David Miliband has intervened in the Labour leadership by warning that electing Jeremy Corbyn as leader could lead to one-party rule under the Conservatives.

The former Labour foreign secretary said his party risked creating a multi-party democracy in which only one party could win majorities in Parliament if it chose the hard-left candidate because he would lose even more votes to the Tories and divide the Labour party.

The party should reject the "angry defiance" offered by Mr Corbyn and instead choose the "fresh thinking and political courage of Liz Kendall," Mr Miliband said.

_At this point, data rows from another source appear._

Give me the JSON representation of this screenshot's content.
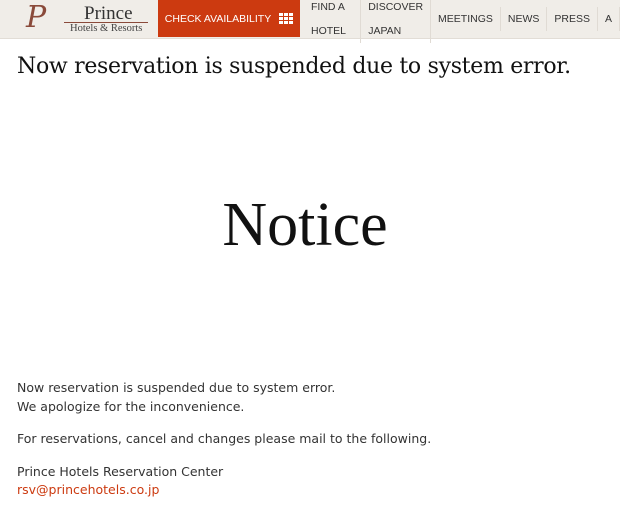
{
  "header": {
    "logo": {
      "mark": "P",
      "name": "Prince",
      "sub": "Hotels & Resorts"
    },
    "cta": "CHECK AVAILABILITY",
    "cta_icon": "grid-icon",
    "nav": [
      "FIND A HOTEL",
      "DISCOVER JAPAN",
      "MEETINGS",
      "NEWS",
      "PRESS",
      "A"
    ],
    "accent": "#cc3a10"
  },
  "main": {
    "heading": "Now reservation is suspended due to system error.",
    "notice": "Notice",
    "line1": "Now reservation is suspended due to system error.",
    "line2": "We apologize for the inconvenience.",
    "line3": "For reservations, cancel and changes please mail to the following.",
    "line4": "Prince Hotels Reservation Center",
    "email": "rsv@princehotels.co.jp"
  }
}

Ed Miliband beat his brother David in an equally-fractious leadership battle in 2010 (Getty)

He is the latest high profile figure of Labour's recent past to speak out against Mr Corbyn, following interventions from Gordon Brown, Tony Blair, Jack Straw and Neil Kinnock.

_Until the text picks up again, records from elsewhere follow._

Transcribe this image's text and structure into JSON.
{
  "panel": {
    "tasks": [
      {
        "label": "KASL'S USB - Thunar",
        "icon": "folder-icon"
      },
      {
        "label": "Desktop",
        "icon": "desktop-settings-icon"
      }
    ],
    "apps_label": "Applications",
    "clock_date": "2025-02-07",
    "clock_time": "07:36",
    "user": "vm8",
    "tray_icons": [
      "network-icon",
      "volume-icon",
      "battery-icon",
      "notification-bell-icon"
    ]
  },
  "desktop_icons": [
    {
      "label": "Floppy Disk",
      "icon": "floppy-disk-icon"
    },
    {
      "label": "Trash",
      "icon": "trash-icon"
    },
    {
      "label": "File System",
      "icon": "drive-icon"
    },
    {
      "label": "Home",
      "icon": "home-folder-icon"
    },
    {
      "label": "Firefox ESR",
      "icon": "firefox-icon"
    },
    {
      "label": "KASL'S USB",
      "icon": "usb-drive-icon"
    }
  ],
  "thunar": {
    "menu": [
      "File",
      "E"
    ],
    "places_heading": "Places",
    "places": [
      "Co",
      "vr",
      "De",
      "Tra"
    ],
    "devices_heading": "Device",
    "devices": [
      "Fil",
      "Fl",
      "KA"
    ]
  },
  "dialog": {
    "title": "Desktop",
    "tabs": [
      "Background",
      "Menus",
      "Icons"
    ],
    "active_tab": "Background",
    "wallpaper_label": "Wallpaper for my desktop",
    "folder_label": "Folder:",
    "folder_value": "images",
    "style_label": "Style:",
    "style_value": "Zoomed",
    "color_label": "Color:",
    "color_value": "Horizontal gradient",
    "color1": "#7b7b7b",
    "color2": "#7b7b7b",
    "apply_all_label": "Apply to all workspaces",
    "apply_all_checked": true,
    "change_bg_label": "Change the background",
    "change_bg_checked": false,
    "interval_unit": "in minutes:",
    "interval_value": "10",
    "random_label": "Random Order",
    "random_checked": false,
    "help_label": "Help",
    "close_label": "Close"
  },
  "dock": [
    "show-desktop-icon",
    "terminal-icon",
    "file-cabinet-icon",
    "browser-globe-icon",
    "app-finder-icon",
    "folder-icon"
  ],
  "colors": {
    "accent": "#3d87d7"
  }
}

However his brother, Ed Miliband, is yet to break his silence on the leadership election and he is understood to be planning to keep his counsel on the contest.

Warning of the consequences of a Corbyn victory, David Miliband wrote in the Guardian: "Given the collapse of the Lib Dems, the stakes now are very high indeed, not just for Labour but for the country. Get it wrong, and Britain could become a multiparty democracy with only one party – the Conservative party – that can win parliamentary majorities. A one-governing-party state."

Explaining his opposition to Mr Corbyn's politics, he said: "The alternative to Syriza/Corbyn is based on passionate reform, not angry defiance.

"Clear-eyed about the dangers of inequality, the corrosion of the public realm, the weakness of international political cooperation relative to economic forces, the necessity of domestic institutional change, it does not seek to fight the next election as a party of angry protest but instead as one of reforming government."